What are the reasons behind these reductions, which are cut from the same cloth as those made last year on the majority of Canadian embassies, who saw their cultural programming reduced, if not eliminated? The economies that you have made are ridiculously small and the votes you might win with them have already been won. For what reason, then, are you so bent on hurting the artists by denying them some of their tools? What are you seeking to extinguish and to gain?

Your silence and your actions make one fear the worst for, in the end, we are quite struck by the belief that this contempt, made eloquent by your budget cuts, is very real and that you feel nothing but disgust for these people, these artists, who spend their time by wasting it and in spending the good taxpayers money, he who, rather than doing uplifting work, can only toil.

And yet, I still cannot fathom your reasoning. Plenty of politicians, for the past fifty years, have done all they could to depoliticise art, to strip it of its symbolic import. They try the impossible, to untie that knot which binds art to politics. And they almost succeed! Whereas you, in the space of one week, have undone this work of chloroforming, by awakening the cultural milieu, Francophone and Anglophone, and from coast to coast. Even if politically speaking they are marginal a nd negligible, one must never underestimate intellectuals, never underestimate artists; don't underestimate their ability to do you harm.
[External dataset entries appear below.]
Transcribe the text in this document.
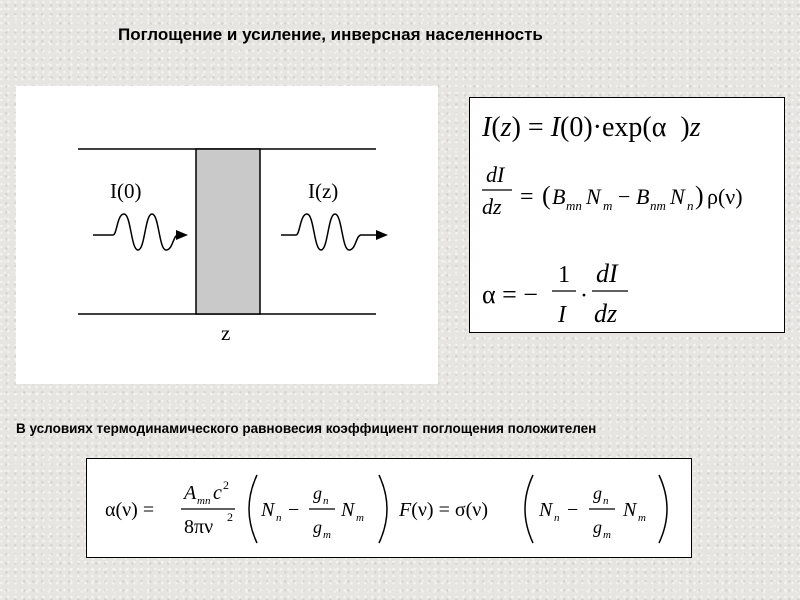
Поглощение и усиление, инверсная населенность
I(0)	I(z)
z
I(z) = I(0)·exp(α )z
dI
dz = ( B mn N m − B nm N n ) ρ(ν)
α = −
1
I
·
dI
dz
В условиях термодинамического равновесия коэффициент поглощения положителен
α(ν) =
A mn c 2
8πν 2 N n −
g n
g m
N m F(ν) = σ(ν)	N n −
g n
g m
N m
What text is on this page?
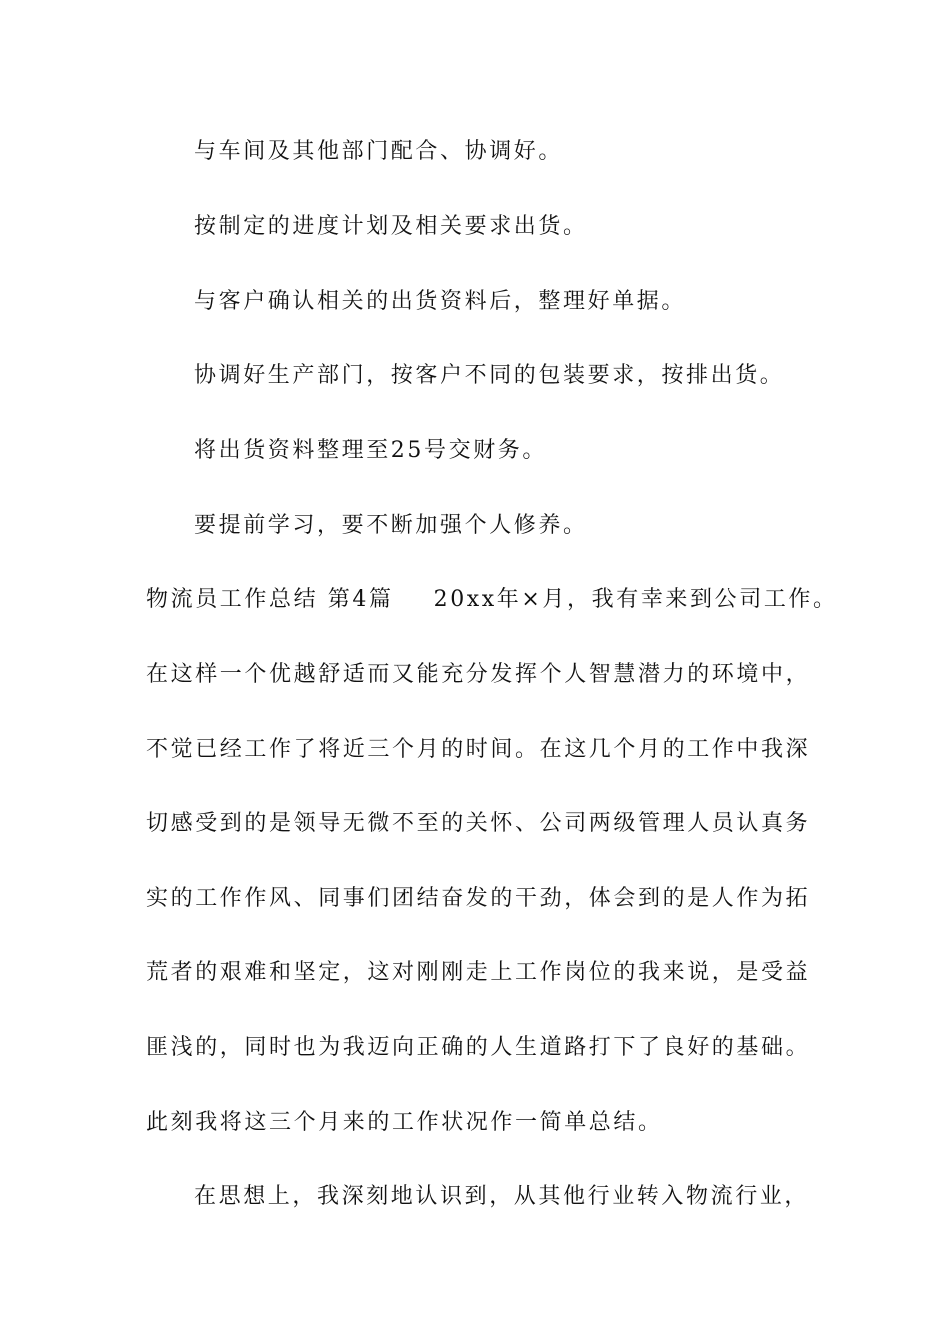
与车间及其他部门配合、协调好。
按制定的进度计划及相关要求出货。
与客户确认相关的出货资料后，整理好单据。
协调好生产部门，按客户不同的包装要求，按排出货。
将出货资料整理至25号交财务。
要提前学习，要不断加强个人修养。
物流员工作总结 第4篇 20xx年×月，我有幸来到公司工作。
在这样一个优越舒适而又能充分发挥个人智慧潜力的环境中，
不觉已经工作了将近三个月的时间。在这几个月的工作中我深
切感受到的是领导无微不至的关怀、公司两级管理人员认真务
实的工作作风、同事们团结奋发的干劲，体会到的是人作为拓
荒者的艰难和坚定，这对刚刚走上工作岗位的我来说，是受益
匪浅的，同时也为我迈向正确的人生道路打下了良好的基础。
此刻我将这三个月来的工作状况作一简单总结。
在思想上，我深刻地认识到，从其他行业转入物流行业，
A grain of sand is all-powerful.

I believe, my dear colleague, that you yourself have just planted the grain of sand that could derail the entire machine of your electoral campaign. Culture is, in fact, nothing but a grain of sand, but therein lays its power, in its silent front. It operates in the dark. That is its legitimate strength.

It is full of people who are incomprehensible but very adept with words. They have voices. They know how to write, to paint, to dance, to sculpt, to sing, and they won't let up on you. Democratically speaking, they seek to annihilate your policies. They will not give up. How could they?

You must understand them: they have not had a clear and common purpose for a very long time, for such a long time that they have no common cause to defend. In one week, by not controlling the symbolic importance of your actions, you have just given them passion, anger, rage.

The resistance that will begin today, and to which my letter is added, is but a first manifestation of a movement that you yourself have set in motion: an incalculable number of texts, speeches, acts, assemblies, marches, will now be making themselves heard. They will not be exhausted.

Some of these will, perhaps, following my letter, be weakened but within each word, there will be a spark of rage, relit, and it is precisely the addition of these tiny instances of fire that will shape the grain of sand that you will never be able to shake. This will not settle down, the pressure will not be diminished.

Monsieur le premier ministre, we are neighbours. We work across the street from one another. There is nothing but the Cenotaph between our offices, and this is as it should be because politics and art have always mirrored one another, each on its own shore, each seeing itself in the other, separated by that river where life and death are weighed at every moment.

We have many things in common, but an artist, contrary to a politician, has nothing to lose, because he or she does not make laws; and if it is prime ministers who change the world, it's the artist who will show this to the world. So do not attempt, through your policies, to blind us, Monsieur le premier ministre; do not ignore that reflection on the opposite shore, do not plunge us further into the dark. Do not diminish us.